The Emotion of Grace @MaxLucado #MaxOnLife @LucadoTeam @christianaudio @caReviewers

Grace seems to be a theme in my life lately. It's been a topic at my church, at a Rob Bell event I went to, and has been on my mind a lot dealing with unethical behavior from a home repair company and an adoption lawyer (we've lost about $8000 on the two in the last few months). So when I had the chance to review Max Lucado's latest book, Grace, I was eager to do so, especially since I'm a Lucado fan anyway.

Lucado's book is short, which is actually nice. Rather than engaging in a deep theological treatise on grace, Lucado does what he does best: He tells stories. He makes the concept of grace come alive in a real human way that is not abstract or theoretical. Much of what I see written on grace is really more of the latter, which is ultimately grace-less. Without the dirt and grit and hard-core reality, grace is useless and worthless.

Despite my profession as a psychologist, I can have a strong tendency to be very rational and cognitive, dissociated from my emotion. This can be especially true in theological and intellectual contexts, and particularly true when I'm extra busy. But the emotion is important. As I teach my adolescents and parents in group, without emotion, it's really hard to build a relationship. Faith without emotion loses the relational element with God. And grace without emotion is just theory.

Lucado's book helped me emotionally experience the power of grace again. There were several times I got teary listening to some of the stories (despite riding my bicycle on my commute). It made me think several times, "That's right, this is what it's all about." Lucado provided what in psychology we call a corrective emotional experience, emotionally experiencing something different than we have before.
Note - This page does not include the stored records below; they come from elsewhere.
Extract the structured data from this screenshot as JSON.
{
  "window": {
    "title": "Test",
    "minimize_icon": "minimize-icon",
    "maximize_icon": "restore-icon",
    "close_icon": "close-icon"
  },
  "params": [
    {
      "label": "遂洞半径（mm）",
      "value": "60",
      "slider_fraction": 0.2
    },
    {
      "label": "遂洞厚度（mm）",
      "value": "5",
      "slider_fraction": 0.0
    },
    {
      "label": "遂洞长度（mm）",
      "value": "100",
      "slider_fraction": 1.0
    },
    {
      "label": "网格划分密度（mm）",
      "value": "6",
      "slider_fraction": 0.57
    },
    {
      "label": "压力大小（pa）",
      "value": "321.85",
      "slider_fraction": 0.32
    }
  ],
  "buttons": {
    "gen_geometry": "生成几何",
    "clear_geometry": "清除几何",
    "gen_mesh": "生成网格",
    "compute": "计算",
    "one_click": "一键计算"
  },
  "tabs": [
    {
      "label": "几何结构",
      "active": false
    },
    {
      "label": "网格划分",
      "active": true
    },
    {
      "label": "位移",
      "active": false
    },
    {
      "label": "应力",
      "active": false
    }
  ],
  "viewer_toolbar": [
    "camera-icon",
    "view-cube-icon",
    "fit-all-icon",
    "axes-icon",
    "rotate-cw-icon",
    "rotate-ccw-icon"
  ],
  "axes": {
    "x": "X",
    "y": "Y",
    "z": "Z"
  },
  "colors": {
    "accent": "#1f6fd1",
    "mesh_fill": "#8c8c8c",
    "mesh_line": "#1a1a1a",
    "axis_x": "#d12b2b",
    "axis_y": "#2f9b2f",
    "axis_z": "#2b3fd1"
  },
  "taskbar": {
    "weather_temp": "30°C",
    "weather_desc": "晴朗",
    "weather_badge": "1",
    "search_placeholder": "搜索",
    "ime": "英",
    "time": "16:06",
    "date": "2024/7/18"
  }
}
Yet in Lucado's traditional style, it is not heavy-handed or preachy or even prescriptive. It describes what a grace-filled life is like and lets you figure out how it fits in your life, which is very appropriate for grace.

I remind my clients frequently to have grace for themselves, reminding them when appropriate, that this is what God does for us. Showing grace to others is one way, I believe, that God incarnationally gives grace to his creation.

Yet it is a struggle. Is grace always appropriate? Grace and forgiveness often go together, although they are not the same. We are often told to forgive everyone. But I'm not sure that's correct. Does God really give grace to everyone, or just the people who ask for it? He wasn't terribly gracious to the Pharisees. And where does restitution fit in? Can you give grace and still demand repayment? Are they paradoxical? These are questions I would love to see someone tackle...

Disclosure of Material Connection: I received this book free from the publisher. I was not required to write a positive review. The opinions I have expressed are my own. I am disclosing this in accordance with the Federal Trade Commission’s 16 CFR, Part 255: “Guides Concerning the Use of Endorsements and Testimonials in Advertising.”